Next week the human body will become obsolete. It will live on, of course, like corroded railroad tracks or abandoned fiber conduit, a vestige of a bygone era. But the brain will inherit new eyes, new limbs and a new universe in Aftermath. And though it is tempting to editorialize about the fall of man’s physicality — to predict a post-physical utopia, or to foreshadow a malware-induced apocalypse, or to decry the notion of a future engineered by a single corporation – history suggests that the best stance this newspaper can take is none at all.

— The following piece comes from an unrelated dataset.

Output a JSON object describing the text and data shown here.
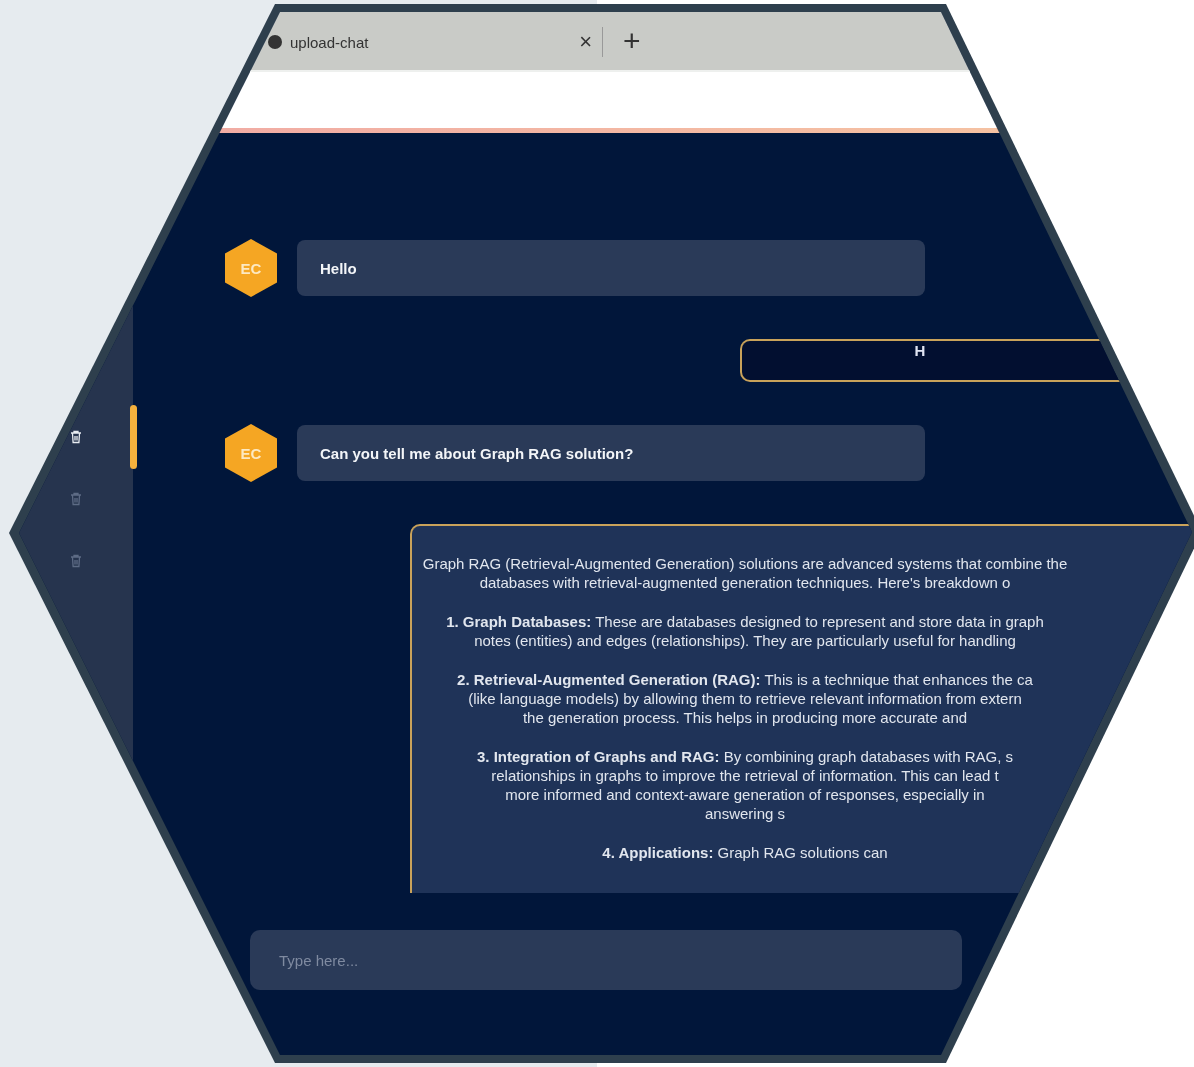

So, to those readers who will join us underground: We look forward to meeting the next version of you. Who you were in this reality will mean nothing in the next; you will choose your appearance, your gender, your size. There will be no common currency in Aftermath – no wealth, no class. Together we will explore vast new tracts of cyberspace. We will learn languages in moments, entire sciences in nanoseconds. The whole corpus of human thought will be at our beck and call. But no matter how powerful we become, no matter how content or elated, we must always remember our end goal: to save the outmoded, barbarically corporal, misshapen orb on which we live, and on which man’s life – or at least his life support – depends. This we must never forget.
To the Remainder: Good luck. You are either the wisest among us or the most stubborn. But you are certainly the bravest, for you are few in number, and this planet will show you little mercy in the years to come.
And to all: Goodbye, for now.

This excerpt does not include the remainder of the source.